Some photos have to be stuck on, and some have to be clipped on. Some have to be signed on, and some have to be signed under. Some have to be signed ONLY with a black pen (I kid you not). 

So I am now carrying with me a black, blue, red and, for good measure, green pen –gel, fibre-tip, micro-tip, rotoring…you name it, I got it. Not to mention the stapler and the gluestick, that you have to keep at hand, but both of which are not allowed inside any consulate, as you may hold people hostage by…let’s see…stapling them to the wall? 

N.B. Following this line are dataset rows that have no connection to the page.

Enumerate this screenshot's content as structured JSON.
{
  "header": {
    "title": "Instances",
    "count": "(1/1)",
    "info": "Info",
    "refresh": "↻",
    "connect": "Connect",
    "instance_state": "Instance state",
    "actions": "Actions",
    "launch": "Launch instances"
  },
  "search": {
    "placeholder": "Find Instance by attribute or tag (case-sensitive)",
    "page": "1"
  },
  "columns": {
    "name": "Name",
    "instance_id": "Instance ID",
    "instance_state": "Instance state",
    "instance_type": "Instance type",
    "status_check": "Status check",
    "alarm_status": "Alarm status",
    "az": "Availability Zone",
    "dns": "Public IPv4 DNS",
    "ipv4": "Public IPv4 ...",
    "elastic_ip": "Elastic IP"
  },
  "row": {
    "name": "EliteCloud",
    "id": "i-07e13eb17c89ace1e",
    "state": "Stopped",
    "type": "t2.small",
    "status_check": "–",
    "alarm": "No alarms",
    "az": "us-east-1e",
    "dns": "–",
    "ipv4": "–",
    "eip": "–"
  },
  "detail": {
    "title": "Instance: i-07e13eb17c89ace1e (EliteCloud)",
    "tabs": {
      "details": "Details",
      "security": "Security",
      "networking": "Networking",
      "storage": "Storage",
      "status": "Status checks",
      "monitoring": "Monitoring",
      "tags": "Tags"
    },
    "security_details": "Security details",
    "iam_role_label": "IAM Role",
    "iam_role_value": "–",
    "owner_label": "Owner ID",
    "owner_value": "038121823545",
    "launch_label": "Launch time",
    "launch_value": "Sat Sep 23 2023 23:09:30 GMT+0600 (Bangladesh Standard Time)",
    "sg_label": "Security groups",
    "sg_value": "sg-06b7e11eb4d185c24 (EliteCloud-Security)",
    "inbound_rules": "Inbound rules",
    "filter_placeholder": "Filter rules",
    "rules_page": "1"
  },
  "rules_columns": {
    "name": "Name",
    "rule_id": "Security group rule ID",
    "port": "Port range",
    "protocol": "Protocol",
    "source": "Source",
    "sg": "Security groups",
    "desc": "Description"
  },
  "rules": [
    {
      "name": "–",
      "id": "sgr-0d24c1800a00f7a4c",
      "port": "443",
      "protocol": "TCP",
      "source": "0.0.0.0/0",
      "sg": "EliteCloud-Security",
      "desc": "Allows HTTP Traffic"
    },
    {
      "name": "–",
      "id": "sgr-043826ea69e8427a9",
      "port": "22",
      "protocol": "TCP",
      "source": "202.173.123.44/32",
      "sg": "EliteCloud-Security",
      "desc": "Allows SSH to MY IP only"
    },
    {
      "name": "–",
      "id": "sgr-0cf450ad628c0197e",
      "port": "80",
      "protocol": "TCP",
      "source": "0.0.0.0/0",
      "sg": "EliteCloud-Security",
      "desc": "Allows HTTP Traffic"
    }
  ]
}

Or perhaps gluing them to their seats?). I now have in my wallet, every manner of photograph – visa size, passport size, bank size, red background, white background, extreme close-up, and also the ones in which your ears MUST show. 

I have six of each kind with me now, so that no one can send me to the back of the line. The biggest revelation (and ignominy) was that my ears met with thorough tongue-clicking disapproval by the photo-man. 

He came wordlessly to me and offered me two rolled-up old photos secured with a rubberband, to put behind my ears (I am not kidding), so that they stick out and become visible. I tucked these into place, like a waiter places his pencil, and got myself photographed. 

I wondered idly whether this meant that I must always wear two rolled up photographs behind my ears whenever I travel, so that I look like my photograph. An impatient girl at the studio counter asked me, rapping at her counter where there was an array of bewildering samples, what size I wanted it. 

There was one size for Singapore, another for France, quite another for US, and yet another for UK, one size for banks, one size for passports, another for visas, and so on and so forth. 

But my destination country, in fact that entire continent, was not represented. Because I took a little while to reply, she snapped at me, asking me to decide which-which-which photo size I wanted, and I snapped back at her to shut it and let me think. 

Then I grandly ordered 4 in each and every size and background available in her studio, and decided that I will now forever carry this lot with me, sugar-pot ears and-all, so that like a good girl guide, I will always BE PREPARED.